Bill De La Rosa with his mother, brother and sister

Bill De La Rosa with his mother, brother and sister

De La Rosa has experienced first-hand how immigration laws can disrupt and traumatize a family. When he was 15 and living with his father, mother, two brothers and sister in Tucson, Ariz., his mother, who had been working as a hotel maid, attempted to gain citizenship. Her children — ages 4, 9, 15 and 17 — were all citizens, and so was her Mexican-born husband. But when she crossed the border into Mexico to start her naturalization process, she was rejected and told she could not return to the U.S. for 10 years.

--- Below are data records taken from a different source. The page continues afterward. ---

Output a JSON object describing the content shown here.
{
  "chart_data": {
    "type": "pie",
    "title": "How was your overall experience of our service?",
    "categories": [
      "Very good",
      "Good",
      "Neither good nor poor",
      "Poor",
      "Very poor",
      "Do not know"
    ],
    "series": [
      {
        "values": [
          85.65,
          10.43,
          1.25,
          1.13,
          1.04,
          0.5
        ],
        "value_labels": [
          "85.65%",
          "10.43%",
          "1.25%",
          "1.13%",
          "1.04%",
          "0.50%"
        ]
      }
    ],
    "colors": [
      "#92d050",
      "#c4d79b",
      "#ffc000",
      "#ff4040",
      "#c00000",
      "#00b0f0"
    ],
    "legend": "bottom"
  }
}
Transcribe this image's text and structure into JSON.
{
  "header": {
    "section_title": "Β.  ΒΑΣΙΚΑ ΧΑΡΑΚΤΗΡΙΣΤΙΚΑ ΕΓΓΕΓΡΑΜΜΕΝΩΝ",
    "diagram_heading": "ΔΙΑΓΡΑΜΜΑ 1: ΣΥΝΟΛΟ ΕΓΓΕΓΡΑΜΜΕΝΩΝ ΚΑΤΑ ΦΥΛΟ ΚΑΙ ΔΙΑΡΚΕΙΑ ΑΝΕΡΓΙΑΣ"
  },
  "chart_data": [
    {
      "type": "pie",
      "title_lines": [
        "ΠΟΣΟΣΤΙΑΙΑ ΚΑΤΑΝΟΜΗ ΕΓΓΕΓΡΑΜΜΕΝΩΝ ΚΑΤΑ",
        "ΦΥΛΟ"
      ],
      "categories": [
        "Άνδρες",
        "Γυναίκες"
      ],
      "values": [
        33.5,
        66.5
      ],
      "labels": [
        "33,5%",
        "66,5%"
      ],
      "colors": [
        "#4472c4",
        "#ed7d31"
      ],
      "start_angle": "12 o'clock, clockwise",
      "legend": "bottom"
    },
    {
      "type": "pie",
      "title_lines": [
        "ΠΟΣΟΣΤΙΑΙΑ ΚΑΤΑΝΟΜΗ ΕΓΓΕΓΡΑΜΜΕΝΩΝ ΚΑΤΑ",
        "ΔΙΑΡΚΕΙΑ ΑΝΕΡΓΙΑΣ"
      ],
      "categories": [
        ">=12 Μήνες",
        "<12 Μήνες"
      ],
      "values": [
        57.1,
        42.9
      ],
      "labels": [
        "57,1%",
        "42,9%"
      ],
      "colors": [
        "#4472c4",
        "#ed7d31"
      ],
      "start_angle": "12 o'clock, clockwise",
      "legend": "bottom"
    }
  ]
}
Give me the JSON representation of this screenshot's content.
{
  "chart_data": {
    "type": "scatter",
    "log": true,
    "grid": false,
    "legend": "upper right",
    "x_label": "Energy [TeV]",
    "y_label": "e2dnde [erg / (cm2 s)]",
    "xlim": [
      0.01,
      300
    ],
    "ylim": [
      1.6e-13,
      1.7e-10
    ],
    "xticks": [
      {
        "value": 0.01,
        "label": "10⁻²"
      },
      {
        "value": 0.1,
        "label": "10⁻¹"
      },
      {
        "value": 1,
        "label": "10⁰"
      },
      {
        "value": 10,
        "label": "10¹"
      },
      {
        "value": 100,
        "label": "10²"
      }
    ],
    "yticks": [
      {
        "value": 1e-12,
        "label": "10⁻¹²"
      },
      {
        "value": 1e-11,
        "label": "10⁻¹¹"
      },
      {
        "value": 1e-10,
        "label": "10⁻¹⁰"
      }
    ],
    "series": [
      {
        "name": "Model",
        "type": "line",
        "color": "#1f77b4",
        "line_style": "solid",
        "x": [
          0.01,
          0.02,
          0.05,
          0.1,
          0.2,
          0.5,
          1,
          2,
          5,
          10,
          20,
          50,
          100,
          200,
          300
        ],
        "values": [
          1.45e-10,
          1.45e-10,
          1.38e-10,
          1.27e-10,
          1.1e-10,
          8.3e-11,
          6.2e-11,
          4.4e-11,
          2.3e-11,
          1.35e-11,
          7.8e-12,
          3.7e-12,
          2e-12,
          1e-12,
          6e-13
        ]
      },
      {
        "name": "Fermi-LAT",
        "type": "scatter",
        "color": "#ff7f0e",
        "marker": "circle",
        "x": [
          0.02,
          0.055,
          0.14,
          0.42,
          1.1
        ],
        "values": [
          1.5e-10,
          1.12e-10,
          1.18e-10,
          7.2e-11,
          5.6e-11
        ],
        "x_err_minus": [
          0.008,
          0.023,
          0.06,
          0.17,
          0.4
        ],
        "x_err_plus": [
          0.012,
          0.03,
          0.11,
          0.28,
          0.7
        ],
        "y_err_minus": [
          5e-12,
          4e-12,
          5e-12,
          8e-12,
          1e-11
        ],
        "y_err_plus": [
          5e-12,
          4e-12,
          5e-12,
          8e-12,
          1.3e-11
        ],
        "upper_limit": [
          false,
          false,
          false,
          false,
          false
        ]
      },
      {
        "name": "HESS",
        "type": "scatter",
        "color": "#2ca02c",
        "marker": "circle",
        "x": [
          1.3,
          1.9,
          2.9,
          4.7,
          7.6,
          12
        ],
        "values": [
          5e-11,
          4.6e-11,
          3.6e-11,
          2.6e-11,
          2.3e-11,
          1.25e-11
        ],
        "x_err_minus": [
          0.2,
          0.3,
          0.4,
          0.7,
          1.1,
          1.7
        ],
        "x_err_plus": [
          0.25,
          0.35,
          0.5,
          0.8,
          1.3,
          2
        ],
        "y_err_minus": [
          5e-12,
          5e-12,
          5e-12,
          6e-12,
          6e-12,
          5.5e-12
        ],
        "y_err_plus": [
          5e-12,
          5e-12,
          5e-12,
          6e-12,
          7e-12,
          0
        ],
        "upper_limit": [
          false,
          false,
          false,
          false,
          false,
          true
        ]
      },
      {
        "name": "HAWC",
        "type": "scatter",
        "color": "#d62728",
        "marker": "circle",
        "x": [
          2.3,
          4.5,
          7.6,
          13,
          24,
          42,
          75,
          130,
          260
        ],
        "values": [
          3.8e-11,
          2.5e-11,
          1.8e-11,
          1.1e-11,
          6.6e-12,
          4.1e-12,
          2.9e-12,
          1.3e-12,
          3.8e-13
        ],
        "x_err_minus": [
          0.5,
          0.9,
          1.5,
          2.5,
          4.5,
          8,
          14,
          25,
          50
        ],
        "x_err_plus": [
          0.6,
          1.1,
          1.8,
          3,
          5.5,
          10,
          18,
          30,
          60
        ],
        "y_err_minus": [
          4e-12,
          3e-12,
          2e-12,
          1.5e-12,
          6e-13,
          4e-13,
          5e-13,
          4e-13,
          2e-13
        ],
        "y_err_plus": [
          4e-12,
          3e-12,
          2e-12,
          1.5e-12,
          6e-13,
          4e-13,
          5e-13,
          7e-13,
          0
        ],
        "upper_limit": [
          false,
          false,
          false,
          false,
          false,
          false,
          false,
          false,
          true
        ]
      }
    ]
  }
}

The reason was because she had entered the U.S. unlawfully and had stayed in the country for longer than 12 months without papers, De La Rosa explained. When he said goodbye to his mother six years ago, he never dreamed he would not see her again shortly. His father, who is at the time was 76, was very sick, and she had four dependent children. Her youngest was four years old. “I thought she would be pardoned and given a green card,” De La Rosa recalled.

Without their mother, the De La Rosa children had to take care of their father and one another. De La Rosa’s older brother joined the U.S. Marine Corps to support the family. When De La Rosa left for Bowdoin, he reached out to churches in his area to see if they would look out for his two younger siblings and his father.

Desert Picture

Bill De La Rosa ’16 in the Sonoran Desert

After this experience, De La Rosa said he “dove into trying to understand immigration law.” He shadowed immigration lawyers, interned for Arizona congressman Raúl Grijalva, worked at the Pima County Teen Court, and volunteered to scour the desert looking for migrants who need water, food and medicine.

De La Rosa argues that the law that separated his mother from her family should change because it prevents immigrants from turning to the U.S. legal system for help. His mother never had a chance to defend herself because her citizenship interview took place in Mexico, and once her application was denied, she was not allowed back into the U.S. Changing this law, he said, “would cut the number of undocumented immigrants in half. As it is now, it perpetuates the cycle of vulnerability.”

This summer, De La Rosa will spend one week at a Truman Foundation leadership retreat with this year’s 57 other scholarship winners. He will then travel to the San Juan Bosco Migrant Shelter in Nogales, Mexico, to continue his honors project research into how border security has shifted patterns of migration, making it more dangerous for people trying to cross. After the United States fortified its border in 1994, more people began attempting to cross the Sonoran Desert as it offered the last unguarded route into the country. About 2,200 people are known to have died in the crossing, and that accounts for just those whose remains have been found.

Part of De La Rosa’s research involves asking migrants about their preparedness before they set out to cross the desert. Many have been traveling for weeks or months, on foot or aboard freight trains from Central and South America, and they do not know what awaits them along the last leg of their journey. De La Rosa knows that some will not make it. In his own desert travels he has come across people bordering on death; once he found a human skeleton.

Following his research at the border shelter, De La Rosa will travel in July to Atlanta, Georgia, where he has a John Lewis Fellowship to work with the National Center for Civil and Human Rights.

Next year, De La Rosa is planning to take a group of Bowdoin students on an alternative spring break trip to Arizona to teach them about the issues he has been working with for the past few years. “I would like to expose people to the realities and consequences of our border policy,” he said. “Many students are unaware of how scary the border is.”